Heimo Haitto was born in Viipuri (since last month Viborg, Russia), began fiddling at four. When he was nine his parents put him in the Viipuri Conservatory, later let him be adopted by the Conservatory's founder, Boris Sirpo. Last year Heimo made his debut with the Helsinki Philharmonic, Professor Sirpo conducting. In London, as the youngest entrant in an international competition of the British Council of Music, he won hands down.
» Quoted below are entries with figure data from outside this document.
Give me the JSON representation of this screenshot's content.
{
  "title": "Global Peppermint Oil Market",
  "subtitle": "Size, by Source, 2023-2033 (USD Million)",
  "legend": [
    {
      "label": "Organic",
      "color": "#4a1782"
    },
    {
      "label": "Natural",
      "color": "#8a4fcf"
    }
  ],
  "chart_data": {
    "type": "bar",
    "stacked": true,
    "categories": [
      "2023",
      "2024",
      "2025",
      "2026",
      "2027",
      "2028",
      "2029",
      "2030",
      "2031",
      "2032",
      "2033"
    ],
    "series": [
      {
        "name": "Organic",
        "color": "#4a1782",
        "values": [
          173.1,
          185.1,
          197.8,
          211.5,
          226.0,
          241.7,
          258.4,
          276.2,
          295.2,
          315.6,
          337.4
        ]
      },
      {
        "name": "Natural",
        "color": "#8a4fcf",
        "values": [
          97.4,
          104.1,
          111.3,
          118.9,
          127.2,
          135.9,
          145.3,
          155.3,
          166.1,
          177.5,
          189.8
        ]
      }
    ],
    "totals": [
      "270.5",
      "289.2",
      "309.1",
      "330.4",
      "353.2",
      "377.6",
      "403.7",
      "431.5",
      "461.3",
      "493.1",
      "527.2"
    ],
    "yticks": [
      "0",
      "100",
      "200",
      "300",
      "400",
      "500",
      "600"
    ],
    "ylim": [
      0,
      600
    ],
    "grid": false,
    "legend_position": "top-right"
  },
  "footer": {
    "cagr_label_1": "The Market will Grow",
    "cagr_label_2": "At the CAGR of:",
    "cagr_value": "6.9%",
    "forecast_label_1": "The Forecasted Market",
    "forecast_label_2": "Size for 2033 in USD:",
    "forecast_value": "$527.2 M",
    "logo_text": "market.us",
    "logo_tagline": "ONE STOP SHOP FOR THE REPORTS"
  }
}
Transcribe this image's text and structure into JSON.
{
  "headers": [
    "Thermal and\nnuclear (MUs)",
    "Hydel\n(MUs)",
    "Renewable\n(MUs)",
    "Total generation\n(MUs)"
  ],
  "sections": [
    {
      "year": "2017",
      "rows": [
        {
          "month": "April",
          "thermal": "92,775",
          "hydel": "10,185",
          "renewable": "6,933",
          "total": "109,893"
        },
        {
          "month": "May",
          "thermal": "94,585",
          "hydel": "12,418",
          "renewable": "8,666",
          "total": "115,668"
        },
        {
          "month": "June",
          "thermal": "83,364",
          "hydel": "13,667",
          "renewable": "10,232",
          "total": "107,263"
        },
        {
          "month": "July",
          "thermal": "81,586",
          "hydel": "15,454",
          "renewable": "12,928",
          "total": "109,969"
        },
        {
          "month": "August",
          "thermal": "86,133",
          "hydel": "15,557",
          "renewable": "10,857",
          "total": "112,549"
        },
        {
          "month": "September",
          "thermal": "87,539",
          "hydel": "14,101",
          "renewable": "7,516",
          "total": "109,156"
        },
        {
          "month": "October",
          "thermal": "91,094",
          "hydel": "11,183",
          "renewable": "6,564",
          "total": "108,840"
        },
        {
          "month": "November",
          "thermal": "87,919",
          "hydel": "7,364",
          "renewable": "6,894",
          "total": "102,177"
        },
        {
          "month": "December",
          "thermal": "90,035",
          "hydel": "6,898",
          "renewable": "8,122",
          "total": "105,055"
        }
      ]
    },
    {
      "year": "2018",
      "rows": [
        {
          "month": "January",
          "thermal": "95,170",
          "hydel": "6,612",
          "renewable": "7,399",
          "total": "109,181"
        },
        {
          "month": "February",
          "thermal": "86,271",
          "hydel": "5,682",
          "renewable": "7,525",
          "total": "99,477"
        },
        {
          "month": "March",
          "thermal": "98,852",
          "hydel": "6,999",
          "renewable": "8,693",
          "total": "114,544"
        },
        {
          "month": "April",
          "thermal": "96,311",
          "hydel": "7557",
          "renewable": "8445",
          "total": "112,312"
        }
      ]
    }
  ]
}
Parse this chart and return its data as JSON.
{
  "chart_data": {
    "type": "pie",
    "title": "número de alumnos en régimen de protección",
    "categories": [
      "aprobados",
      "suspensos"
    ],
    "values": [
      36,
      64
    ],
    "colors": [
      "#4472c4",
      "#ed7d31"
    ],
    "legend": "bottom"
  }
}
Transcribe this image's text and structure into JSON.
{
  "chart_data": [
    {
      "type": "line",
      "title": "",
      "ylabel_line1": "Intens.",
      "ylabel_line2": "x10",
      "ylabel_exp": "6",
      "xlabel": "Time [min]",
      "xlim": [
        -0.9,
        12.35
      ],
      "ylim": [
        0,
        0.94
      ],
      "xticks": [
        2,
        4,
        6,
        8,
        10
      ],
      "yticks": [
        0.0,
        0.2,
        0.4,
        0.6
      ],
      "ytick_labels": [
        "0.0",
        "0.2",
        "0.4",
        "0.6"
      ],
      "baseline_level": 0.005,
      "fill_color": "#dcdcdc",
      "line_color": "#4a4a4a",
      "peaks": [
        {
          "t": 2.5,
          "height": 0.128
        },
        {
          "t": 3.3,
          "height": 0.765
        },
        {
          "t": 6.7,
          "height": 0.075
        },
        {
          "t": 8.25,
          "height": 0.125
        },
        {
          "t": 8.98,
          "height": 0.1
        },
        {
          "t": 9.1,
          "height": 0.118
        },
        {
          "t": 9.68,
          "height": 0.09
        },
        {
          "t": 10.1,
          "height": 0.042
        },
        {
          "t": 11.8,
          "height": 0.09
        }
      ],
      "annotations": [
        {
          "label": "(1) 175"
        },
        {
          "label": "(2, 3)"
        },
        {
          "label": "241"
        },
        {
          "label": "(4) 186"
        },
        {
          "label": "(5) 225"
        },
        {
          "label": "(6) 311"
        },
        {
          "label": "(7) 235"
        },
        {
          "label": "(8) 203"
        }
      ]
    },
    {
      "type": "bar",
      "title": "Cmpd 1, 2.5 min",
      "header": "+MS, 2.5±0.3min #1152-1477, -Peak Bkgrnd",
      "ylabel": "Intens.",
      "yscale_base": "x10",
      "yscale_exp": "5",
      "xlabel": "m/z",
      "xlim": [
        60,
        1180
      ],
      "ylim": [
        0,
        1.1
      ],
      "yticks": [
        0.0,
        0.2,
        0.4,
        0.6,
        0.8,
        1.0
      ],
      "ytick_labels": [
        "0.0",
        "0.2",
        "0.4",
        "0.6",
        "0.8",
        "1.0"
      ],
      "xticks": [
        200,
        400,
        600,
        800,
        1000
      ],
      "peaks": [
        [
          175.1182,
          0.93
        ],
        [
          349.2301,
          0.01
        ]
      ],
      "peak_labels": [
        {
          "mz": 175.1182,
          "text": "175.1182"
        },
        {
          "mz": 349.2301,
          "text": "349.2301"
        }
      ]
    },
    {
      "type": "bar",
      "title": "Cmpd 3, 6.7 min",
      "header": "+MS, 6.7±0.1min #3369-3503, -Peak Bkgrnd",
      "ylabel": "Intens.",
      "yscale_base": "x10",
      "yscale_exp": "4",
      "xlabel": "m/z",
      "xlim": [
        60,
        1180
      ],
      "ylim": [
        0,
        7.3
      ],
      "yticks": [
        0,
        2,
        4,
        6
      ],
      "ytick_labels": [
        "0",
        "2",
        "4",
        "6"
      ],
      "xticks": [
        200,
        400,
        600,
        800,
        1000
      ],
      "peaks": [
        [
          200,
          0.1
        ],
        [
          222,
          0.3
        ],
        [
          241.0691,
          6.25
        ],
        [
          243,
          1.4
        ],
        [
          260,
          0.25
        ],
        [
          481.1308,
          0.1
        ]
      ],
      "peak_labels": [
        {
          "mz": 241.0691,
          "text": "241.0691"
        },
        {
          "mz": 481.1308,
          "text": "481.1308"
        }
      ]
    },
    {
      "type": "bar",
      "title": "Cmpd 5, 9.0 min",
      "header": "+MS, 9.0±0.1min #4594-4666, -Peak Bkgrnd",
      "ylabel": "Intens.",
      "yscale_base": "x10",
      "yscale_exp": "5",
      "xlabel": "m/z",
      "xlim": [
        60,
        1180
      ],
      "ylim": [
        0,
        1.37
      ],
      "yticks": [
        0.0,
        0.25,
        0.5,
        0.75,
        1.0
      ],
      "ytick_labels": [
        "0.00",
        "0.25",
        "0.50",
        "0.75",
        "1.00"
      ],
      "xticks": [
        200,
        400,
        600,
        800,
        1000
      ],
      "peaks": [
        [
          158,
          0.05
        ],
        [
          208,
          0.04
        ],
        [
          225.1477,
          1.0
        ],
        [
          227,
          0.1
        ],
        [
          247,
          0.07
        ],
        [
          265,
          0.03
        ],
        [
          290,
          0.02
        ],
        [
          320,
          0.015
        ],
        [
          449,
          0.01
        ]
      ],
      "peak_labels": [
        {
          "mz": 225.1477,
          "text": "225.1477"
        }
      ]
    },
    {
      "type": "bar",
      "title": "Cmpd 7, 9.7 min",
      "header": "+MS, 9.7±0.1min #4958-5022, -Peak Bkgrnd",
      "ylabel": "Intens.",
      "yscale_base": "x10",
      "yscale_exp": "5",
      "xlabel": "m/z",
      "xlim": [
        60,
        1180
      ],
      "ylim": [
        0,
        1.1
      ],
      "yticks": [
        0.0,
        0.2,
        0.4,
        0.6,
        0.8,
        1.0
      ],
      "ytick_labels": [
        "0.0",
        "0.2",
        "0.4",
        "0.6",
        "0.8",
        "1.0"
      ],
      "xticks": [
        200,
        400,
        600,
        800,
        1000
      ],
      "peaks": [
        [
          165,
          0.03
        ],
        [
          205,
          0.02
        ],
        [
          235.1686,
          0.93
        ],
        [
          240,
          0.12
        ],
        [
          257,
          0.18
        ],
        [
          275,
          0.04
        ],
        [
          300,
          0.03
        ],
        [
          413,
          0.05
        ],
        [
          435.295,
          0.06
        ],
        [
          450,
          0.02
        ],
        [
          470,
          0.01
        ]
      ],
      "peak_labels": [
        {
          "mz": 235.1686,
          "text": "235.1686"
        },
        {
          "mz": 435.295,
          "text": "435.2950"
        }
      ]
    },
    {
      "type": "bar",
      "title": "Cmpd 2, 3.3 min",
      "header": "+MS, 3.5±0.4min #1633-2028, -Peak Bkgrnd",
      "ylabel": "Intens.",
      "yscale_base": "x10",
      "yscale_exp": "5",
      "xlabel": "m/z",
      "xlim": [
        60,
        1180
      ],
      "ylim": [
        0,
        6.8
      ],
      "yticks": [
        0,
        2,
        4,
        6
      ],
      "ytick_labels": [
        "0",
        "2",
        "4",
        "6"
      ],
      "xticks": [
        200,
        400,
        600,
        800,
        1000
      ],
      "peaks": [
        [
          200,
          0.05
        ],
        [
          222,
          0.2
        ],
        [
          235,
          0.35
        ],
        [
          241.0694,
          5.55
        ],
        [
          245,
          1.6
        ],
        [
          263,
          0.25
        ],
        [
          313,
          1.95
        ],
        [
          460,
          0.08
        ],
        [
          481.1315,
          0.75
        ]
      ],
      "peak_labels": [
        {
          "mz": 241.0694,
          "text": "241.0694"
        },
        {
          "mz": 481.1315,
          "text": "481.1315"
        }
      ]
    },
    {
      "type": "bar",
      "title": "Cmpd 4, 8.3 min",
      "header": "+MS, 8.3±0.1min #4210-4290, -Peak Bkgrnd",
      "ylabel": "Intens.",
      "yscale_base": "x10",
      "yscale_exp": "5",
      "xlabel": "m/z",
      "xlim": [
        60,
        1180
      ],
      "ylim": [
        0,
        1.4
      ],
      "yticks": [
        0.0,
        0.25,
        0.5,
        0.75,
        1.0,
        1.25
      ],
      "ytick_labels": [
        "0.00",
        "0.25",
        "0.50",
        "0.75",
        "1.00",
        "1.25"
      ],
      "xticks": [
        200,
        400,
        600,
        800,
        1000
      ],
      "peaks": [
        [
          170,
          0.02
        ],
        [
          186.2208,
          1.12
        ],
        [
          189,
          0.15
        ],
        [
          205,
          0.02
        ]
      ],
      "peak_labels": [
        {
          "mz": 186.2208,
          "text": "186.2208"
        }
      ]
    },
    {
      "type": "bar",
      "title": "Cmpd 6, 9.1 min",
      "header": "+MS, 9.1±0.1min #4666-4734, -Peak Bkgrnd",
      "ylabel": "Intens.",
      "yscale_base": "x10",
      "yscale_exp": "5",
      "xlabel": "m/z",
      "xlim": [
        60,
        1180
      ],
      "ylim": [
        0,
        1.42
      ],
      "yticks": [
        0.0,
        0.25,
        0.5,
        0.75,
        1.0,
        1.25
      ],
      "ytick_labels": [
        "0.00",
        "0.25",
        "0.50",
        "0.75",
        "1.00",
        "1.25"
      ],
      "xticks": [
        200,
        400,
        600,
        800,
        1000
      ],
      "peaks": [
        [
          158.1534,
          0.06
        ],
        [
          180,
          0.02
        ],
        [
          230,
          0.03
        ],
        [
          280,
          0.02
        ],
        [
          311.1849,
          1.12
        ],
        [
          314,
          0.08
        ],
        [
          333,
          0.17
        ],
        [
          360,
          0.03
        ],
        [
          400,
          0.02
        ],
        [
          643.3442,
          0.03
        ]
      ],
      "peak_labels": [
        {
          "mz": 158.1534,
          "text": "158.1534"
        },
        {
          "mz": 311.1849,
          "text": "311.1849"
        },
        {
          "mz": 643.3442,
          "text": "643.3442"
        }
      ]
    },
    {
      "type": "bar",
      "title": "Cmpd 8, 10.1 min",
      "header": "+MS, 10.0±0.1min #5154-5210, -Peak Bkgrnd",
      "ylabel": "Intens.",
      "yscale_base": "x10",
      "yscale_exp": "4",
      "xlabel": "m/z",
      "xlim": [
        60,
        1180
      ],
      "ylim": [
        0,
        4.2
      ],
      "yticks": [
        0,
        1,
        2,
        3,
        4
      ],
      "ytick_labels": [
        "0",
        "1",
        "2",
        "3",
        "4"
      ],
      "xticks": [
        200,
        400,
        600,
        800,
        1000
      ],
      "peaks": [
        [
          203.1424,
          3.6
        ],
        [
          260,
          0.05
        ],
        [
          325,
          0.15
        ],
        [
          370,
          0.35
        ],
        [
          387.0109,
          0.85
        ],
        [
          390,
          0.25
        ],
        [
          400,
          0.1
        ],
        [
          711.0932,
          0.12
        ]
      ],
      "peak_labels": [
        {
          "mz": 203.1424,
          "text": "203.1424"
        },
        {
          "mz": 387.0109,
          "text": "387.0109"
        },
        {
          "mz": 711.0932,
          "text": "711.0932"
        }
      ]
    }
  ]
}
Soon Finland was at war. Back in Viipuri, Violinist Haitto was walking to school one day when he heard an air-raid alarm. He rushed home, grabbed what he thought was his Guarnerius, headed for shelter. When the raid was over, the Sirpo home and the Conservatory were wrecked, and Heimo Haitto discovered that, in his excitement, he had saved a cheap violin. The Sirpos and their foster child headed for Sweden and Norway, where Heimo fiddled at benefit concerts for the Finnish Red Cross. Then they sailed for the U. S., where they arrived last February.
Playing on a borrowed Guarnerius at small concerts, Violinist Haitto has raised some $12,000 for the Finnish Relief Fund, has engagements through mid-May. He has learned some English, likes U. S. oranges, Mickey Rooney, skating in Manhattan's Rockefeller Center rink.